João Adolfo Guerreiro
JOÃO ADOLFO GUERREIRO | Apenas mais um cara do pedaço
Não esqueci o que ele disse
Ozzy Osborne João Adolfo Guerreiro
Hoje moro no centro da cidade onde nasci, embora não tenha nascido no bairro Centro. Aliás, nasci num bairro 5 km distante da zona urbana da cidade, numa área de segurança onde residiam PMs, professoras, agentes penitenciários e presos. Até os 10 anos eu era um menino da Colônia, conhecido por ser filho de meus pais.

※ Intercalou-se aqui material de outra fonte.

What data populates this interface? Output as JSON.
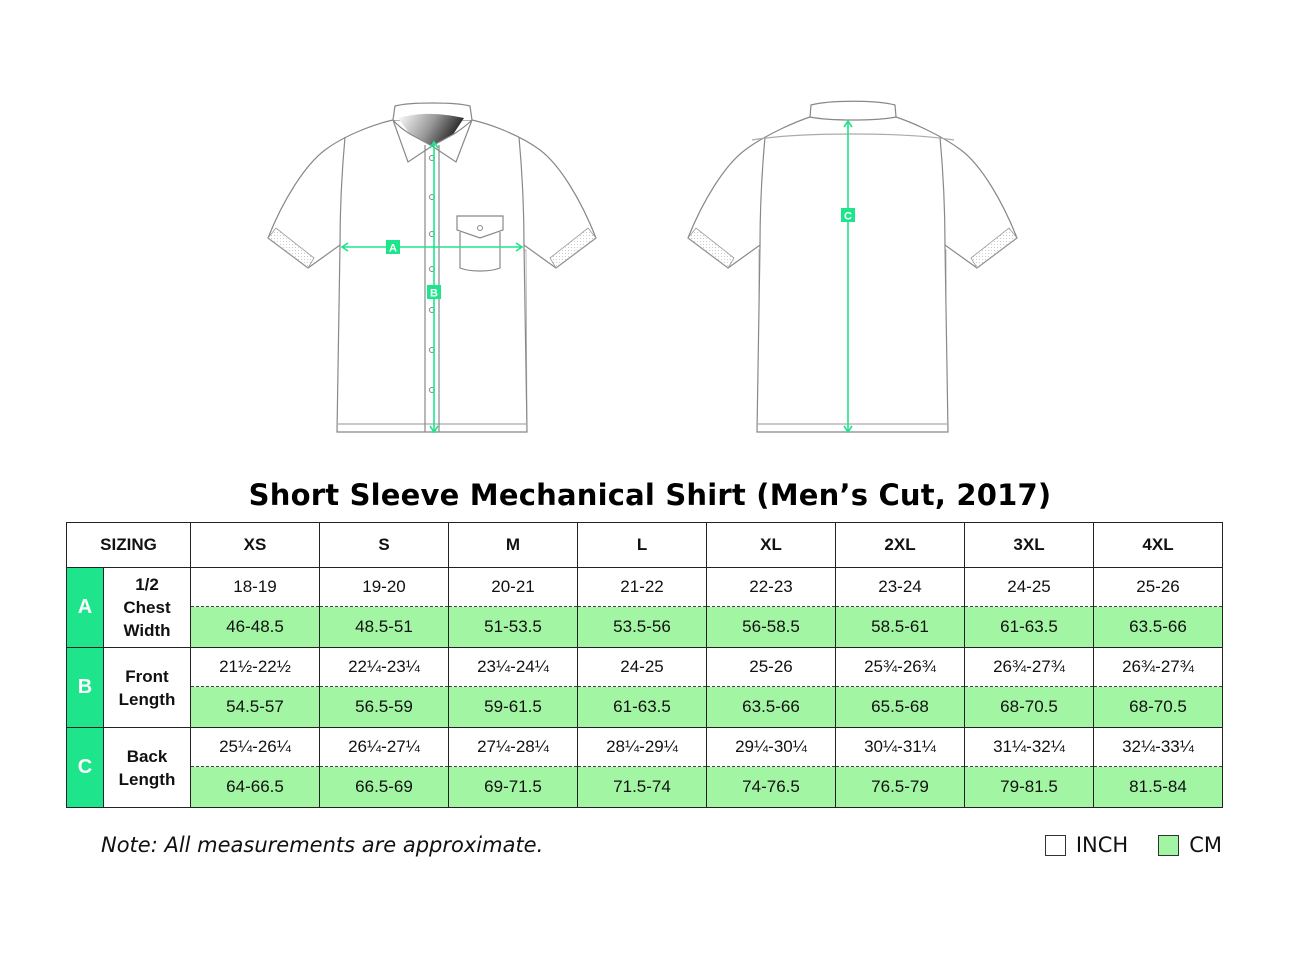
{
  "illustration": {
    "front_markers": [
      "A",
      "B"
    ],
    "back_markers": [
      "C"
    ],
    "accent_color": "#1ee58c"
  },
  "title": "Short Sleeve Mechanical Shirt (Men’s Cut, 2017)",
  "table": {
    "header_label": "SIZING",
    "sizes": [
      "XS",
      "S",
      "M",
      "L",
      "XL",
      "2XL",
      "3XL",
      "4XL"
    ],
    "rows": [
      {
        "letter": "A",
        "label": [
          "1/2",
          "Chest",
          "Width"
        ],
        "inch": [
          "18-19",
          "19-20",
          "20-21",
          "21-22",
          "22-23",
          "23-24",
          "24-25",
          "25-26"
        ],
        "cm": [
          "46-48.5",
          "48.5-51",
          "51-53.5",
          "53.5-56",
          "56-58.5",
          "58.5-61",
          "61-63.5",
          "63.5-66"
        ]
      },
      {
        "letter": "B",
        "label": [
          "Front",
          "Length"
        ],
        "inch": [
          "21½-22½",
          "22¼-23¼",
          "23¼-24¼",
          "24-25",
          "25-26",
          "25¾-26¾",
          "26¾-27¾",
          "26¾-27¾"
        ],
        "cm": [
          "54.5-57",
          "56.5-59",
          "59-61.5",
          "61-63.5",
          "63.5-66",
          "65.5-68",
          "68-70.5",
          "68-70.5"
        ]
      },
      {
        "letter": "C",
        "label": [
          "Back",
          "Length"
        ],
        "inch": [
          "25¼-26¼",
          "26¼-27¼",
          "27¼-28¼",
          "28¼-29¼",
          "29¼-30¼",
          "30¼-31¼",
          "31¼-32¼",
          "32¼-33¼"
        ],
        "cm": [
          "64-66.5",
          "66.5-69",
          "69-71.5",
          "71.5-74",
          "74-76.5",
          "76.5-79",
          "79-81.5",
          "81.5-84"
        ]
      }
    ]
  },
  "note": "Note: All measurements are approximate.",
  "legend": [
    {
      "label": "INCH",
      "color": "#ffffff"
    },
    {
      "label": "CM",
      "color": "#a2f5a2"
    }
  ]
}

Depois, fui pra outro bairro recém-fundado, uma Cohab, onde residiam PMs, professoras, agentes penitenciários, mineiros e metalúrgicos. Era um bairro de operários e funcionários públicos, zona de assalariados. O bairro então mais bacana e considerado elite da cidade era uma vila jardim, Vila AFP, onde metalúrgicos mais graduados, empresários e profissionais liberais residiam. Fiquei 19 anos na Cohab, era um dos jovens da turma de lá.

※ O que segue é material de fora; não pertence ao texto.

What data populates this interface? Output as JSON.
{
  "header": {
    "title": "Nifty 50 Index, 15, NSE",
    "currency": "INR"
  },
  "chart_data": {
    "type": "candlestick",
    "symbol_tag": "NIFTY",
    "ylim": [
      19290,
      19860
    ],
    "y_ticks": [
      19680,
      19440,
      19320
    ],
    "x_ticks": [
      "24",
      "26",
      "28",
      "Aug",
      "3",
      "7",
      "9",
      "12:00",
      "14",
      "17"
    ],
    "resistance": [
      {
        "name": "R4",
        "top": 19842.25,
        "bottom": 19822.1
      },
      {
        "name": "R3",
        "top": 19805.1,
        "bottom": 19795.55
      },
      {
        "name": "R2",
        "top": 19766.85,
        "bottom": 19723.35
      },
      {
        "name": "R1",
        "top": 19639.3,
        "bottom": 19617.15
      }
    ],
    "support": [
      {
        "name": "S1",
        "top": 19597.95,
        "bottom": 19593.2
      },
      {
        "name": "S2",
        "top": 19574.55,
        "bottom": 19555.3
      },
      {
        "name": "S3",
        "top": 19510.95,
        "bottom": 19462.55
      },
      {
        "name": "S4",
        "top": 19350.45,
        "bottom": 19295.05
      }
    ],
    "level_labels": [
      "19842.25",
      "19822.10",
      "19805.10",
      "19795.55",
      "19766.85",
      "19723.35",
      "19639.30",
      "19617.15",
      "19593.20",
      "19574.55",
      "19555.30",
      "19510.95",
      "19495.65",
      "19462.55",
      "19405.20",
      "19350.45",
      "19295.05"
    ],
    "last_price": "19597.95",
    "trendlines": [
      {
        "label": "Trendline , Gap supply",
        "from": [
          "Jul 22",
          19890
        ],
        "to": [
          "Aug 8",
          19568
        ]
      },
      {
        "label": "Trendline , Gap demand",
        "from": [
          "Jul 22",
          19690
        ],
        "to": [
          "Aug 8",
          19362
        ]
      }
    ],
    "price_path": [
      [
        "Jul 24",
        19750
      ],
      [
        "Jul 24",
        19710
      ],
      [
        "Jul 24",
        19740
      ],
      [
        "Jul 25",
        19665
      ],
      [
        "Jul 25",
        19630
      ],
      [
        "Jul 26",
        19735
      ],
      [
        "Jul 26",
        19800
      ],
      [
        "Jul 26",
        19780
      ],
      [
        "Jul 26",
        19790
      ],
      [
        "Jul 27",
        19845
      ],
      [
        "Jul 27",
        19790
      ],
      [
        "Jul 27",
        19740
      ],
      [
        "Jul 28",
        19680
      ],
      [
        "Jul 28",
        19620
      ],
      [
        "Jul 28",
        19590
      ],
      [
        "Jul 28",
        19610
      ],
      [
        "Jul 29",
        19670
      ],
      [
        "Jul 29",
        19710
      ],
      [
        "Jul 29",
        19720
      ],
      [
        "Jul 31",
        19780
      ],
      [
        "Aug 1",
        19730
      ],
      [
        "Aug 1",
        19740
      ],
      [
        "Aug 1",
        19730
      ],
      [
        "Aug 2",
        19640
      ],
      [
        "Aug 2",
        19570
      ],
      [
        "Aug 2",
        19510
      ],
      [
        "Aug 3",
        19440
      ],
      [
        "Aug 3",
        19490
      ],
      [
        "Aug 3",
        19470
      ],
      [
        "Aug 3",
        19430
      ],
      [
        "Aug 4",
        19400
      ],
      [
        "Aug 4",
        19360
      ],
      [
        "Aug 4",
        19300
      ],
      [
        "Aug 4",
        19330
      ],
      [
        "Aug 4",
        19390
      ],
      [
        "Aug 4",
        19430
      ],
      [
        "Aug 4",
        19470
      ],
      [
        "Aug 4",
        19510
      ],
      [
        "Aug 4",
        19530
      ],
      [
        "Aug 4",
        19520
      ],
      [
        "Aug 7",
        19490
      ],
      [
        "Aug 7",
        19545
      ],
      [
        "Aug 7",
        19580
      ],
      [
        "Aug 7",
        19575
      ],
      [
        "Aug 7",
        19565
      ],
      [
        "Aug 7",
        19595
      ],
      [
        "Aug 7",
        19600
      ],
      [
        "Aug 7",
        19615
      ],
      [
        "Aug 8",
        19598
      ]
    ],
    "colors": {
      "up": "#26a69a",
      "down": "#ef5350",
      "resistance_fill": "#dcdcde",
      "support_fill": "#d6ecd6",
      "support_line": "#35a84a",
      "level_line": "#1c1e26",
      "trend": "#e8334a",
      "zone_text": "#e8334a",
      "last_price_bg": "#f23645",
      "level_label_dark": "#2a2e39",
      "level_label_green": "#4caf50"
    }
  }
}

Depois conheci uma morena, casei e fui morar, daí sim, no Centro. Foi só a partir daí que comecei, mesmo, a me considerar charqueadense, embora tenha nascido em Charqueadas. Na verdade, nasci em São Jerônimo, eis que Charqueadas era distrito deste. Na verdadeira verdade, em nenhuma das duas: sou da Colônia, nasci de parto natural em casa, assistido por parteira. Colônia, eis minha naturalidade.
E a gente reside num bairro e se torna uma das pessoas do pedaço, parte da fauna humana dali, reconhecida por seus pares. Sempre que se muda, é tudo novo e diferente. O pessoal da Colônia é o pessoal da Colônia, o pessoal da Cohab é o da Cohab, e o pessoal do Centro... Na verdade, no Centro, por muito tempo, não me senti enturmado, pelo menos não como era na Colônia e na Cohab. Depois de uns anos, porém, fui integrado à fauna dali, virei mais um cara do pedaço, hoje em dia. Sou uu cara do Centro, agora, mesmo que Colônia é Cohab ainda estejam em mim.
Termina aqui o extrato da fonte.